There was no controversy about the company’s involvement, but as so often happens, the attention spooked the company into a formal “statement”.
The statement started off well, using the investigation to neatly signal its operational prowess: “Because of our ability to track our product, we have been able to identify when the material in which the body was found arrived at our Hamilton site”.
It ruined the spell with corporate gobbledegook: “Given the unprecedented circumstances the company has taken extremely rigorous steps to identify and safeguard the entire product that has been on the Hamilton site to ensure there was no contamination of any downstream product. We will continue to hold material at our Kinleith site for police evidentiary purposes only.”
It’s unclear precisely what the company did. When it says “extremely rigorous”, we are no wiser as to what it did and whether it really was rigorous. Using an example would do the job better.

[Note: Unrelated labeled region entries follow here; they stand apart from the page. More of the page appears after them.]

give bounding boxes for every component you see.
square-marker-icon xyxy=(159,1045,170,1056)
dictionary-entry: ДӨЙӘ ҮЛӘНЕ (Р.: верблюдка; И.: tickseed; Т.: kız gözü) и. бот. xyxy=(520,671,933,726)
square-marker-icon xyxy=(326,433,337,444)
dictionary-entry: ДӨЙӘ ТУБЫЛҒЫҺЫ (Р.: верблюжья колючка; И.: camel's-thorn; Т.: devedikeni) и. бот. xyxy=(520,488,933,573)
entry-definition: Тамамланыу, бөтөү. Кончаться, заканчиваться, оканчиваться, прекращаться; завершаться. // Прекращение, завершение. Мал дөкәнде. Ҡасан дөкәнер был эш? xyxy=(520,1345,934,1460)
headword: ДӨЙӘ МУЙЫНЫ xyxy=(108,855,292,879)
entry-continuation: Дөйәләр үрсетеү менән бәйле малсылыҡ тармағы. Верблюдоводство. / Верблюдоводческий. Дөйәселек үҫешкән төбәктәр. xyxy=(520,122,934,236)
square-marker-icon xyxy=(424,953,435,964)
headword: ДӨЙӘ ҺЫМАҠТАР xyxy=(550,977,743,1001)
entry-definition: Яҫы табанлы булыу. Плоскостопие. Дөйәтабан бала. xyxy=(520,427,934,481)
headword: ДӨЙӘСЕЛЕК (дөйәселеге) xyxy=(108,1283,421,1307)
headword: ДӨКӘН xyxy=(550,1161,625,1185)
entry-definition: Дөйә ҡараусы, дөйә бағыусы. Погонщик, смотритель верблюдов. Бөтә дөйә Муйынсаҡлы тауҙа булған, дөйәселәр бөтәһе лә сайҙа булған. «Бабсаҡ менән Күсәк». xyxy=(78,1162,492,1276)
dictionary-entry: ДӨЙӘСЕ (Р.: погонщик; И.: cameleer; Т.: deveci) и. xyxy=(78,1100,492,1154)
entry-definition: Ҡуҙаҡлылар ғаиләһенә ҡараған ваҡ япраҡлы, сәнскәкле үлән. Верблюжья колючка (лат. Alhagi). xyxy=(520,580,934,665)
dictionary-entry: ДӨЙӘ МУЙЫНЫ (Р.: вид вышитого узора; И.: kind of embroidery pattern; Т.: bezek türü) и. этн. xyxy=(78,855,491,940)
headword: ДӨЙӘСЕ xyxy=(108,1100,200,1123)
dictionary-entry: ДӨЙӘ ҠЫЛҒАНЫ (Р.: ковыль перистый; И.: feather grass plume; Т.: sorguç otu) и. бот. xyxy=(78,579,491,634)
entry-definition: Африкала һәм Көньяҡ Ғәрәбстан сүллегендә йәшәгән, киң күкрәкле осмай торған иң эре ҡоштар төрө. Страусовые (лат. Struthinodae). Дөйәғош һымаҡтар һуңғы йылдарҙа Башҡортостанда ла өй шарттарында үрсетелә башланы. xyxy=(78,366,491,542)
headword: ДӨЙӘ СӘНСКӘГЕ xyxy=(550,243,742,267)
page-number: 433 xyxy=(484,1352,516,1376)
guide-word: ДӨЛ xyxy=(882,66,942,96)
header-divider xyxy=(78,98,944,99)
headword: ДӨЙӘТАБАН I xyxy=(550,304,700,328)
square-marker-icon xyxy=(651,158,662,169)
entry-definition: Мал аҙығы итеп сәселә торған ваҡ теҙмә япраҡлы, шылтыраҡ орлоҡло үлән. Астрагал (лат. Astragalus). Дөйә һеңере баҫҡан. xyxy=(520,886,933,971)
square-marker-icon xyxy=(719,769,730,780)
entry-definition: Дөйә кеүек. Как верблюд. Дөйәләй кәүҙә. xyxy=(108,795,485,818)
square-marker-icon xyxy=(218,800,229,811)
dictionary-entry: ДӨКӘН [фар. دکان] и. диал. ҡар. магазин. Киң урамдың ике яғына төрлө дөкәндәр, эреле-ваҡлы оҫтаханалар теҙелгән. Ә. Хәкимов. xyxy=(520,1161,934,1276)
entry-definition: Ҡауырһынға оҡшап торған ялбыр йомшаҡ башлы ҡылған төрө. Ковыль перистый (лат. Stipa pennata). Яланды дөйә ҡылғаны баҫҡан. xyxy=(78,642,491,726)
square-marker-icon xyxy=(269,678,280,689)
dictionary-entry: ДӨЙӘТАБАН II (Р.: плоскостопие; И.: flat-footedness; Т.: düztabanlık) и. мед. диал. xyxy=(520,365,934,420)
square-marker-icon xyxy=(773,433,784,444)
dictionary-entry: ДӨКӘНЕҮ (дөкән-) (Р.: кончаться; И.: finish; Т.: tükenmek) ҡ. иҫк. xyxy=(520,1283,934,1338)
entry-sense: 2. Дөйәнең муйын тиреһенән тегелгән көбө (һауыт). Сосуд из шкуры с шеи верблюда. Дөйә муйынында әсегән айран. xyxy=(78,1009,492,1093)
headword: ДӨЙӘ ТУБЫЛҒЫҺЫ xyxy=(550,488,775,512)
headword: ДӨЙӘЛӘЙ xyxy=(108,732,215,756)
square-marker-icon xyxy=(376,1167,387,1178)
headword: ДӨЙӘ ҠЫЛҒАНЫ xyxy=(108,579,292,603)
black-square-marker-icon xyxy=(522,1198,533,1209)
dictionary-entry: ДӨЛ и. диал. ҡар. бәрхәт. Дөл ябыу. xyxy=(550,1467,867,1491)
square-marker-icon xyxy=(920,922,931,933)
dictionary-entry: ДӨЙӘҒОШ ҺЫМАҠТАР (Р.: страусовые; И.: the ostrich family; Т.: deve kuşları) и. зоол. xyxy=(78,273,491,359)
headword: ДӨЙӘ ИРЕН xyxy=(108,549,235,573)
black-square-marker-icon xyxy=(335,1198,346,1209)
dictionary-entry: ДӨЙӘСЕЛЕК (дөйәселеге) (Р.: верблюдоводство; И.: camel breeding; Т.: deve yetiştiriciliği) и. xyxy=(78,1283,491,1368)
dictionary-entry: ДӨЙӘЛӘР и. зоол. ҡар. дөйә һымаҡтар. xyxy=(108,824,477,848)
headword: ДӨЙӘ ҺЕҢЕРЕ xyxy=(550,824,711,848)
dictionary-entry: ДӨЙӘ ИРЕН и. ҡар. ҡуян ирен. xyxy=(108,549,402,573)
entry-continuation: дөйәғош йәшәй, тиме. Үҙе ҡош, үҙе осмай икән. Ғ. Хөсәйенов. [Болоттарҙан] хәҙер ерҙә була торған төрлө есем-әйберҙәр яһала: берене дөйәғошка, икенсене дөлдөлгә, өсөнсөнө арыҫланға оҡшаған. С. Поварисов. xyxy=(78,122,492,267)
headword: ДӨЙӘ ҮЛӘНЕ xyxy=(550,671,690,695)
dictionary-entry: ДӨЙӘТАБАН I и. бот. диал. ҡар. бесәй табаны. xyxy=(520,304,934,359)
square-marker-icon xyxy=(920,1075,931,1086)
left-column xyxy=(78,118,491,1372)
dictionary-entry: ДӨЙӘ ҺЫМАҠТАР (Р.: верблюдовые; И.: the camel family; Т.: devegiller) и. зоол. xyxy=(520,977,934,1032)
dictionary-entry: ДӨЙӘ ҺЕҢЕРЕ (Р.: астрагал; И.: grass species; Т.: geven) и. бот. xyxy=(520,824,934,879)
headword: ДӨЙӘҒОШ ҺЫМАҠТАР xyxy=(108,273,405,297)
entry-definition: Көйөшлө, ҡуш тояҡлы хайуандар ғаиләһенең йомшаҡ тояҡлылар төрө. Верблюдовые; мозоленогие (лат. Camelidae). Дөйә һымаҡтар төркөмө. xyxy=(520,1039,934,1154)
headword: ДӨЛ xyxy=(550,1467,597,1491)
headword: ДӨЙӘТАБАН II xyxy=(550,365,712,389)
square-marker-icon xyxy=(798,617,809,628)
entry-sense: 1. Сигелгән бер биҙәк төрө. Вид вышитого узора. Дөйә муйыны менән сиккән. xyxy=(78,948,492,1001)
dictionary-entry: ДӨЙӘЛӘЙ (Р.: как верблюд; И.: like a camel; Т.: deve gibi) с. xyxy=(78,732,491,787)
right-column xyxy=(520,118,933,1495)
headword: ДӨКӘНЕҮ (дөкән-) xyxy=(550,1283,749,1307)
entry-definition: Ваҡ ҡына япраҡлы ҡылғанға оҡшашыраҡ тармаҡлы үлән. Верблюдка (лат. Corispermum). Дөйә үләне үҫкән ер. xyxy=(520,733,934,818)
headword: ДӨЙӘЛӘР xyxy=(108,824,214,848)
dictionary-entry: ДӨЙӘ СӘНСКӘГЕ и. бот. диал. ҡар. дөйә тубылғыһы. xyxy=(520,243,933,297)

The company says it made sure there was no “contamination of any downstream product”. It’s talking about body parts. Using corporate speak as euphemism is ridiculous and distasteful. If this is a question being asked by journalists and customers, answer them directly, not by media release.
It made platitudinous expressions regarding the death: “It is a very distressing time for all of us and we are also very concerned to respect the deceased. Our sympathies are extended to his family and loved ones.”
As we’ve proved many times, such trite sentiments are unnecessary, and debase the emotion. Using clichés has at best the same impact as complete silence. At worst, they risk the sentiment being interpreted as an insult by those who do care. If you have a real sentiment, express it directly or act on it, to those who matter, not the public.